Book Reviews, Author Interviews, and News from the Publishing World.
Thursday, June 4, 2009
Interview with author Dawn Stephens
Our interview today is with Dawn Stephens, author of The Little Pot.
FQ: Your book deals with an important topic that parents often struggle with. What made you decide to write a book to help them share God's love and purpose for each child?
The book was a result of my own struggle with this issue. Growing up, I always thought it was so important to know what I wanted to be. We put so much pressure on kids when we ask them –“What do you want to be when you grow up?” As if they have to choose one specific thing to be and that thing will fill them with joy. As an adult, I carried that idea and felt I had to have a purpose in what I was. I wrote the story as I struggled with discovering what God’s purpose was for me. I’ve had several jobs and careers in my life, and each time I made a change I was left wondering what was the purpose of that?
FQ: The potter/pot are a beautiful analogy for The Creator/child. Did you consider other characters (farmer/crops, baker/bread, etc.) first or was the potter/pot your first idea?
I did think about a shepherd and sheep. I wanted the book to draw people to a biblical reference. But the potter seemed a better fit for me because my identity comes from being continually emptied and filled in life. I also love the idea that I could take a physical object(the little pot) and bring it to life in a child’s imagination.
FQ: Little Pot has a couple of false starts on his path to learning his purpose (document holder, piggy bank). Do you feel it's important to convey to children that they too may have false starts in their life?
Not so much “false starts”- but tasks that have purpose in preparing them for God’s plan. The potter is never wrong for giving Little Pot those starts. It is Little Pot who doesn’t quite see them as it should. Every experience in life teaches us something. The paper pot represents that we seek wisdom, which in itself is not a bad thing, we all need it. But if we only focus on how smart we are – and not in how we help others, it isn’t doing us any good.
The coin pot represents that we seek riches. There is nothing wrong with being rich, but if it is only to glorify ourselves than we have missed the purpose in “holding” the treasures God gives us.
The flower pot represents beauty. We all seek the idea of being beautiful and attractive also. Each start that Little Pot has in the story is there to represent the things that we use to help us find happiness and purpose in life. We all need to understand, however, that our happiness comes from bearing fruit which means to show love, joy, patience, kindness, etc.
FQ: In the story, we never see more than the hands of the potter. I found this very profound and respectful. Was it a hard decision not to show the rest of the potter?

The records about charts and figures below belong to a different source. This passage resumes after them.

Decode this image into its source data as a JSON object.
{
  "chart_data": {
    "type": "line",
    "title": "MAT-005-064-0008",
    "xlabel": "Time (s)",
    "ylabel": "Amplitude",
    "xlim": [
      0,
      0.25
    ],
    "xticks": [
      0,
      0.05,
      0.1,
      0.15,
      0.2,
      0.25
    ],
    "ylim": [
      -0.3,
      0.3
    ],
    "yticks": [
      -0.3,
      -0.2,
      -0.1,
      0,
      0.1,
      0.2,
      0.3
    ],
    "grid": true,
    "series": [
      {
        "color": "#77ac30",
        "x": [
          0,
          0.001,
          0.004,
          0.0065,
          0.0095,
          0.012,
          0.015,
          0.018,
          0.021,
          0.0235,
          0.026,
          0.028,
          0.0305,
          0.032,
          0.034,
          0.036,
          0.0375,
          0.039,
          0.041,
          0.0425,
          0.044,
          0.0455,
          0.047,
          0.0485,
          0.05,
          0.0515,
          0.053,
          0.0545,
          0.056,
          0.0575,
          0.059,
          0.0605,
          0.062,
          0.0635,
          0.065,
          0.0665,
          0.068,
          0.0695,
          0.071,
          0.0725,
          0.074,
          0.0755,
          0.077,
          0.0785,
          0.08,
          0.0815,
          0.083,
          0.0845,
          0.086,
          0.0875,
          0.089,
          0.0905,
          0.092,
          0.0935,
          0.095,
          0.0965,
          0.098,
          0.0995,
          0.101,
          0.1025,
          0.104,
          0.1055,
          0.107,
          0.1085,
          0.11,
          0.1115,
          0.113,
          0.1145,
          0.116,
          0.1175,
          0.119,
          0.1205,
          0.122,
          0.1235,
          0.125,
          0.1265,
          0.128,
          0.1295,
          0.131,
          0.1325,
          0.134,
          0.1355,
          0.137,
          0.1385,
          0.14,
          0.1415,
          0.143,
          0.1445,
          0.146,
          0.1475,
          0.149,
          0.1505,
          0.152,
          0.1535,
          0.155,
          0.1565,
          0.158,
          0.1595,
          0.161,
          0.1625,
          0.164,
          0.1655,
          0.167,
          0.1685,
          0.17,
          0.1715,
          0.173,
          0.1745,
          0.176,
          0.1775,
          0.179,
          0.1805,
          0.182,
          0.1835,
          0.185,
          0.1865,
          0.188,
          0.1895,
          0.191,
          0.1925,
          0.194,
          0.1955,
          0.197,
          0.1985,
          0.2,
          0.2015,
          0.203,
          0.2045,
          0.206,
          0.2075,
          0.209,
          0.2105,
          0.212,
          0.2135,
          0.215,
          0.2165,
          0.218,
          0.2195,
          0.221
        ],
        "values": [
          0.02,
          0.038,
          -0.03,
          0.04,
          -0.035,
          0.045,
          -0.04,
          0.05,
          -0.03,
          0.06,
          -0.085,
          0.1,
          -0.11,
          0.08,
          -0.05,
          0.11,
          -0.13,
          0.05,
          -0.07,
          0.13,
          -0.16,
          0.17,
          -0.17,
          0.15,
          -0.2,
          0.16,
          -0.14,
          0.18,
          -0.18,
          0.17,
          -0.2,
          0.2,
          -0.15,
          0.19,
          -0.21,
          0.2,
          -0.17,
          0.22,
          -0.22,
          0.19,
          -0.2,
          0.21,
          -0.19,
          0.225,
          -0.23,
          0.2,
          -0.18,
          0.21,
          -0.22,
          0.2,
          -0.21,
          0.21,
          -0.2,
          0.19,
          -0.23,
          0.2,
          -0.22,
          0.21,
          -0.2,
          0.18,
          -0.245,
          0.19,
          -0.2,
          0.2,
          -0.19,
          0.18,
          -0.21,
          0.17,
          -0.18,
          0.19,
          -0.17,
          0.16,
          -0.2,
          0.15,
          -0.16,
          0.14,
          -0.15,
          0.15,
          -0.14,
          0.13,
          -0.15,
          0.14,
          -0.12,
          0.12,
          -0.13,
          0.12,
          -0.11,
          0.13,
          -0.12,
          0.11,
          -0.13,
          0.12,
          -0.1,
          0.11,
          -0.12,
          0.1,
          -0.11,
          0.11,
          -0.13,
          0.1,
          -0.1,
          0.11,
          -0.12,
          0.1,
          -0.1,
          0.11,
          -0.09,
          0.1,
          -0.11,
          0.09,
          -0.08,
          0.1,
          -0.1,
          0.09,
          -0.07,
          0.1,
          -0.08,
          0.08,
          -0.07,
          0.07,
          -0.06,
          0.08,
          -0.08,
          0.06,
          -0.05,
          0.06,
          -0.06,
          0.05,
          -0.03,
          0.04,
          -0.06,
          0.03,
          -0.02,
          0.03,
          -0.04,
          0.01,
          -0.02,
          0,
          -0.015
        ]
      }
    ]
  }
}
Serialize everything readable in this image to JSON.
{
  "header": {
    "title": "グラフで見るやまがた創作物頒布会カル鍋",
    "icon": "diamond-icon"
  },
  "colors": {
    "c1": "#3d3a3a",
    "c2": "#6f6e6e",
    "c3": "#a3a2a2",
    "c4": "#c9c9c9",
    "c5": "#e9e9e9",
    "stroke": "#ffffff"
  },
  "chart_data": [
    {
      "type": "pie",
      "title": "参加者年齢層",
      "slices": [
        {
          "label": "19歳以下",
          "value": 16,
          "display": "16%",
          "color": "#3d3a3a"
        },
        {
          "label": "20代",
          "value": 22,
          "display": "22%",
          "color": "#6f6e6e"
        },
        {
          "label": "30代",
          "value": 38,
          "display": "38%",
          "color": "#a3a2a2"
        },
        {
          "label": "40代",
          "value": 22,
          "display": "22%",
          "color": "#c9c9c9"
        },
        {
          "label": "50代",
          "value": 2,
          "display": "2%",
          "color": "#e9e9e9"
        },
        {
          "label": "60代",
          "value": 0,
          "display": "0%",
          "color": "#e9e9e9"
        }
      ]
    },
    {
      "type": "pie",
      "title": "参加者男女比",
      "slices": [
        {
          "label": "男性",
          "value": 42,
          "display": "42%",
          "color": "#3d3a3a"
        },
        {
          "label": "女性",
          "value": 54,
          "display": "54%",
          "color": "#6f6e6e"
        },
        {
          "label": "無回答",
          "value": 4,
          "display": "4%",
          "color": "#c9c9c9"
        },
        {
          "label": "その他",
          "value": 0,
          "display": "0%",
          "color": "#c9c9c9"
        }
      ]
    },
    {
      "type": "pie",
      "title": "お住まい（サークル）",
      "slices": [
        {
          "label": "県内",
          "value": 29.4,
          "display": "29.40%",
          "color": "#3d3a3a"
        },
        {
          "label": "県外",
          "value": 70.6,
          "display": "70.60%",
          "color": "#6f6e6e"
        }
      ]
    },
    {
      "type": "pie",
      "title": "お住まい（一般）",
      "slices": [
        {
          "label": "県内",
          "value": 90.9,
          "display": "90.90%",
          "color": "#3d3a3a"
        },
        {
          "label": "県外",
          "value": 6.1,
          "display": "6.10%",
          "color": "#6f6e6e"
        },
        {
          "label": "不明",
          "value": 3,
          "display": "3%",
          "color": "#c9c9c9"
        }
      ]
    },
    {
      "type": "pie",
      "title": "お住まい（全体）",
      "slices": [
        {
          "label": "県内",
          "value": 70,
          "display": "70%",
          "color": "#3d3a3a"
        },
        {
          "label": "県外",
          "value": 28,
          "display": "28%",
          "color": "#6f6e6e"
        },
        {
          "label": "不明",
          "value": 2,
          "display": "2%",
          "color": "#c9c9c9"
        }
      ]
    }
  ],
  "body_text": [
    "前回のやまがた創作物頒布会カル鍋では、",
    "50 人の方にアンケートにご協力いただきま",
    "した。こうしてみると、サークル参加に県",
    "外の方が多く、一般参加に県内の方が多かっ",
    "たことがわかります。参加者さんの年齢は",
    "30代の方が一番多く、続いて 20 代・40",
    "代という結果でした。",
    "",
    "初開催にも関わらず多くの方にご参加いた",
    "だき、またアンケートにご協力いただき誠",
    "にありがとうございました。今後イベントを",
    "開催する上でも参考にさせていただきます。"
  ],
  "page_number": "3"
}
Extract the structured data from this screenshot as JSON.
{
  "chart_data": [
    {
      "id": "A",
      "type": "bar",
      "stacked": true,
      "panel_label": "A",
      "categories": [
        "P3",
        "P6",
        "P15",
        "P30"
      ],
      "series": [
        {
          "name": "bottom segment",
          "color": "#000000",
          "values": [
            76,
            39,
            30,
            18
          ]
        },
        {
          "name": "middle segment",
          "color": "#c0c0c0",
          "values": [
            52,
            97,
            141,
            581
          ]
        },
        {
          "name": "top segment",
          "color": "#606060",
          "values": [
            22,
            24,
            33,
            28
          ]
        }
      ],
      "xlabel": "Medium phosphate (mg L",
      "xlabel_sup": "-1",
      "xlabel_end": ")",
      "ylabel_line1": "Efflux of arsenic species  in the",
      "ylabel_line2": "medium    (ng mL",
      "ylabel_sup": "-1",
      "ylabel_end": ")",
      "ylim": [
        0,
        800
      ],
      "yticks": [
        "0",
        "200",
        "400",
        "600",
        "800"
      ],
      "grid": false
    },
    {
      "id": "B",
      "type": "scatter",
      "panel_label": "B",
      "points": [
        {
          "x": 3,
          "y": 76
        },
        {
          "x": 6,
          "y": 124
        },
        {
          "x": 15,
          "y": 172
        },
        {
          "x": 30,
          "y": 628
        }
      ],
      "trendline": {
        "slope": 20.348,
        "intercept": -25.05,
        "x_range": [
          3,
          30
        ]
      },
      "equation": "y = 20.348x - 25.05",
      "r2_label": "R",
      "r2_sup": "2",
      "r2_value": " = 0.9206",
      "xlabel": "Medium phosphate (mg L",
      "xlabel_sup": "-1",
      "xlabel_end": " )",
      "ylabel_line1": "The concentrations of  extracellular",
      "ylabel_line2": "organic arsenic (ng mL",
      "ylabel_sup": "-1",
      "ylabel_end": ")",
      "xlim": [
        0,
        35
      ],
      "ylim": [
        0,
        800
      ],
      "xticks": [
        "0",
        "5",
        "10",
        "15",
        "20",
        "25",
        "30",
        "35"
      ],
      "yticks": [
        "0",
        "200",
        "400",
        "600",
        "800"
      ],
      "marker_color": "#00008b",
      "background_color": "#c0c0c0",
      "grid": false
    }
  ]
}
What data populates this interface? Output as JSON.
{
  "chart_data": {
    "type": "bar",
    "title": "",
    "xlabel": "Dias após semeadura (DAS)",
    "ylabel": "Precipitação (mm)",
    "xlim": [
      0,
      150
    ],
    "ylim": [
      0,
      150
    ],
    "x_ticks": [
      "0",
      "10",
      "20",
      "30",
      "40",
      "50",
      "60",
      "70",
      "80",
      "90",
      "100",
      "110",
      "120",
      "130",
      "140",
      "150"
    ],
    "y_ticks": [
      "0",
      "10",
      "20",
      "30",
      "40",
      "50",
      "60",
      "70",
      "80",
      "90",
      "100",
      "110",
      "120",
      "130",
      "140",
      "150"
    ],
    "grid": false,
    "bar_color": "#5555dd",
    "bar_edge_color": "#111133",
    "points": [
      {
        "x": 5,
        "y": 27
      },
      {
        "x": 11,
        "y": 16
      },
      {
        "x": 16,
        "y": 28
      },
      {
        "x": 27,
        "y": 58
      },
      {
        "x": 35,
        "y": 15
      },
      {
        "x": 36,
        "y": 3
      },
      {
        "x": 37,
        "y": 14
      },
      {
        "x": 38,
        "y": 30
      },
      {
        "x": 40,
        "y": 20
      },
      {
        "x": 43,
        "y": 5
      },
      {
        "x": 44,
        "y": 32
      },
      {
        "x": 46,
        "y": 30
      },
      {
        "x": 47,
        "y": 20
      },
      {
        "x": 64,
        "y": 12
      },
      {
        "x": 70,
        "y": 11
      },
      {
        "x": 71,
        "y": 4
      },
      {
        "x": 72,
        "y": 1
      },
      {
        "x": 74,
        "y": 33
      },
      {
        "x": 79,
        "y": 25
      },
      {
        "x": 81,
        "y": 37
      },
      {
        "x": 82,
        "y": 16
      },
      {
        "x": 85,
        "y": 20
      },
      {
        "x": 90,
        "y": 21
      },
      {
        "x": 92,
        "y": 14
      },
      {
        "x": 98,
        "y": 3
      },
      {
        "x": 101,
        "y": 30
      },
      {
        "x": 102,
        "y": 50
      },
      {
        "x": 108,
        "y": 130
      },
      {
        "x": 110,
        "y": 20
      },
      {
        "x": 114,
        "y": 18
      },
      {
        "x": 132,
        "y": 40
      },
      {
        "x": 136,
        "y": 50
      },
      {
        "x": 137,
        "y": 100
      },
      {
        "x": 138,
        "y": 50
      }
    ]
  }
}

I’m smiling that you found that profound. The real reason is because I am more comfortable at drawing hands and not so much at drawing the rest of the body. In art classes whenever I had to draw the human body, I always chose the hands. It was easier for me. Also, I visualized the potter from the perspective of Little Pot. Hands seemed to be what it would find most comforting and allowed me to leave more of a mystery to who the potter really is. A mystery that I hope the reader will seek and discover.
FQ: The pot is very simple in design yet so expressive. Tell us a little about the creative process for illustrating The Little Pot.
My first renditions of Little Pot were with a photo of a flower pot and cartoon eyes. Everyone who saw it, however, said it reminded them of “clip art.” Those first designs were even simpler than ones you see. I wanted to draw pictures that simplified the concept of the story and would not further complicate it. I originally had the piggy bank and the paper vessel being the same shape as Little Pot. Then I felt that I could add more to the story by giving them an identity of their own. It also helps the reader identify with how we continually compare ourselves to others to find satisfaction.
FQ: You mention that you wrote The Little Pot as you tried to learn God's plan for yourself. Do you feel that the completion of the book and sharing it with others is part of God's plan?
When I first wrote the story I thought I would never find an ending. I didn’t know what kind of pot Little Pot could become that would make it eternally happy. I really never thought it would become a book, because I thought we went through life being filled and emptied and it never ended. I always knew that God had a purpose, but I wasn’t confident that I could really discover it. I was just too focused on myself. Once I discovered Little Pot was a Fruit Pot and that I needed to focus on bearing fruit- everything seemed to fit for me.
It is ironic to me how the book, itself, is a way for me to bear fruit. I have found purpose in my own life through it. Not in the fact that I am now a published illustrator and author. That is just like having another job. But the true purpose is that I am able to share something with others that gives them joy, helps them understand patience, and even introduces them to a loving potter.
Thanks for allowing me to share it with your readers too.